Q. How to talk about mental health?

It's hard to talk about your mental health, but it's important for your well-being. The more people who openly discuss the realities of mental health problems, the more we can reduce public stigma. Start with talking to a few supportive friends or family members or your partner. You can also get practice talking about mental illness in mental health support groups. Others in the group may have tips on how to talk to the people in your life.

Q. How to talk to your doctor about mental illness?

If you have concerns about mental health, the most important thing is to find a doctor who will listen to you. If your doctor doesn't take your mental health concerns seriously, seek a second opinion from a trusted healthcare professional.

Make a list of questions to ask. Topics of discussion may include the benefits of medication for mental illness, what your symptoms may mean, and how to schedule therapy or psychiatry visits. (A psychiatrist is a medical doctor and can prescribe medication. A therapist can help you to understand your condition and guide you in making changes to your thinking and behavior to help you feel and function better.)

Q. How to talk about mental health in the workplace?

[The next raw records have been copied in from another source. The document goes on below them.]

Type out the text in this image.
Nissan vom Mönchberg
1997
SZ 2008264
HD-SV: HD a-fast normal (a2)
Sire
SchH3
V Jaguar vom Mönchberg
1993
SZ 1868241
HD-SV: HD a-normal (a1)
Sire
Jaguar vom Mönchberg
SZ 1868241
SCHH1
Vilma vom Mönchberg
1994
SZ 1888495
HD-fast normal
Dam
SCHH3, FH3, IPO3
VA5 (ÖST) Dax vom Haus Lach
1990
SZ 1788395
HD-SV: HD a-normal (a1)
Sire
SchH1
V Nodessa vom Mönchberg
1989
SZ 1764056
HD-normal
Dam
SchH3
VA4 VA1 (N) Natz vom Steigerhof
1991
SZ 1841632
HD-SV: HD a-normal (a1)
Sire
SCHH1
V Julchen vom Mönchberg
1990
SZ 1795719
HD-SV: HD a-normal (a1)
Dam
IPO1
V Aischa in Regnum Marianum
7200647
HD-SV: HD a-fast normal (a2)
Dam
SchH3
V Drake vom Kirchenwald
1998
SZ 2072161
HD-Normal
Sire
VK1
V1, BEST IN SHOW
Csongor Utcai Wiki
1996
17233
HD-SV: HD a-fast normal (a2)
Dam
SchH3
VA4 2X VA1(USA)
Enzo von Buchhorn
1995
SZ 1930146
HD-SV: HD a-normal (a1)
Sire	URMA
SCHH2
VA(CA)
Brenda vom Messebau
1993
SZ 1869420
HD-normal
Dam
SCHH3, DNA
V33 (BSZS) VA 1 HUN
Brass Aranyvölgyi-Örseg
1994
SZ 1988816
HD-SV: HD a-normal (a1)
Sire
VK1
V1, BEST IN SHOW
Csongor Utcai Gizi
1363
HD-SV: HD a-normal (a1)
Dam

The importance of talking about mental health extends to the workplace. In an American Psychiatric Association (APA) study, about half of the workers said they were worried about talking about mental health at work. A stigma-free workplace means clear and open resources for workers with mental health concerns. Managers should make it clear that discussing mental health issues won't result in backlash from higher-ups.

References:

  1. Attitudes Toward Mental Illness - CDC
  2. Learn About Mental Health - CDC
  3. Stigma and Mental Illness - Lifespan
  4. 9 Ways to Fight Mental Health Stigma - NAMI
  5. Mental health: Overcoming the stigma of mental illness - Mayo Clinic
  6. Understanding the impact of stigma on people with mental illness - World Psychiatry
  7. Stigma, Prejudice and Discrimination Against People with Mental Illness - American Psychiatric Association
  8. Gender and women’s mental health - WHO
  9. Stigma Regarding Mental Illness among People of Color - National Council for Behavioral Health
  10. Bipolar Disorder and Stigma - NAMI

The information provided is for educational purposes only and is not intended to be a substitute for professional medical advice, diagnosis, or treatment. Seek the advice of a doctor with any questions you may have regarding a medical condition. Never delay seeking or disregard professional medical advice because of something you have read here.